Influencers miss the opportunity to advance the sustainability discussion
There are a few exceptions, but unfortunately most of the fashion influencers I follow have missed the opportunity to discuss important fashion-related things. I’ve seen gigantic Instagram stories where basically whole fashion shows, artistic photos from exclusive designer parties or private tours, and beautiful #ootds. And don’t get me wrong, the main thing I’m following these people for is aesthetic inspiration. Still, it would have been great to discuss other aspects of fashion too. Tell your followers about the issues in the fashion industry. Talk about the steps designers take and the steps we as customers can take. Lead by example and wear vintage, second-hand, or just the same item multiple times. It is high time for influencers to take the “Influencing“Part of their job much more serious – and start using their violence forever.
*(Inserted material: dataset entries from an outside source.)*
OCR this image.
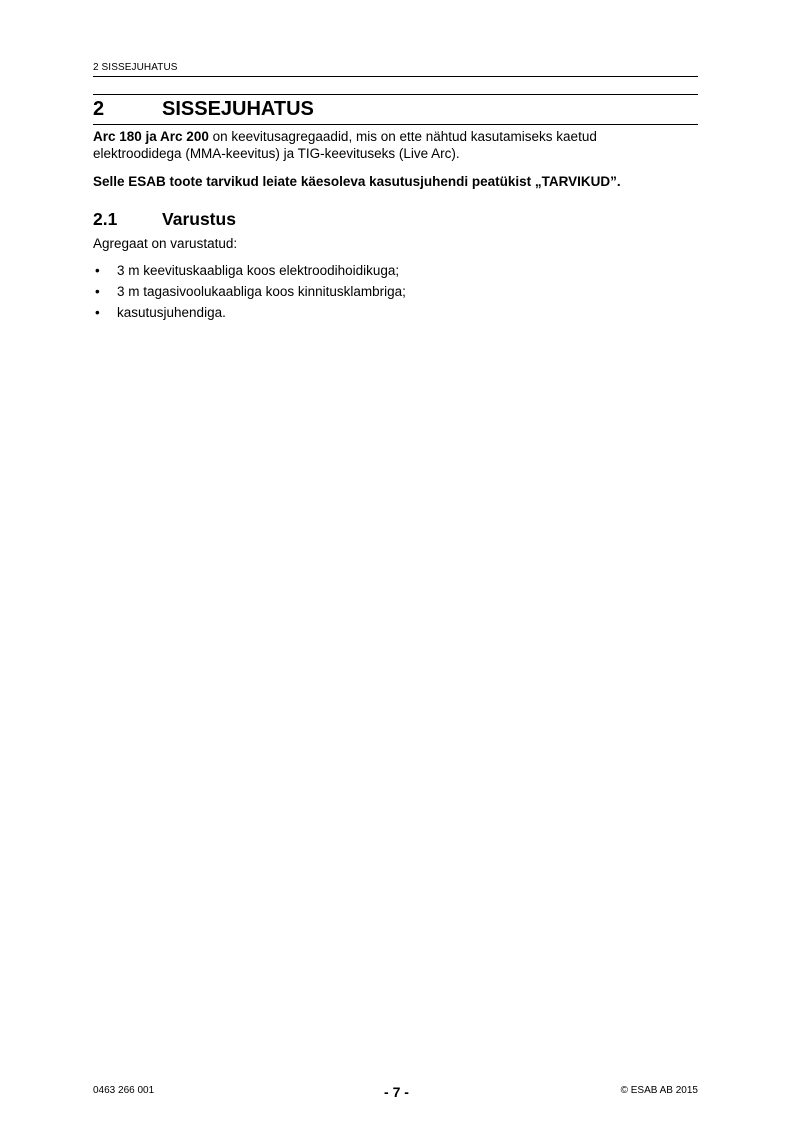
2 SISSEJUHATUS
2	SISSEJUHATUS
Arc 180 ja Arc 200 on keevitusagregaadid, mis on ette nähtud kasutamiseks kaetud
elektroodidega (MMA-keevitus) ja TIG-keevituseks (Live Arc).
Selle ESAB toote tarvikud leiate käesoleva kasutusjuhendi peatükist „TARVIKUD”.
2.1	Varustus
Agregaat on varustatud:
• 3 m keevituskaabliga koos elektroodihoidikuga;
• 3 m tagasivoolukaabliga koos kinnitusklambriga;
• kasutusjuhendiga.
0463 266 001	- 7 -	© ESAB AB 2015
Too little, too slow (too late?)
What is the verdict?
My biggest problem, as I said at the beginning of this post, is the general lack of concrete commitments to make fundamental changes. What we need from brands is a complete overhaul of their attitude towards production and creation. They have to address the problems in their factories and supply chains. You have to set very specific emission targets. You have to be careful not to destroy your unused clothes. You need to create a system to minimize waste, reduce overproduction and recycle leftover materials. You have to stop using virgin polyester and use organic cotton. They have to make sure that everyone in their supply chain provides workers with safe working conditions and a living wage, and stop blaming suppliers for the problems. They have to invest money in sustainable practices and, yes, they have to accept that changes, at least initially, can result in a loss of profit.
And they have to slow down production and stop encouraging people to shop, shop and shop. The art and creativity inherent in fashion can still be celebrated, but until fundamental changes are made, the fashion weeks will continue to be the symbols of a deeply unsustainable and unethical industry.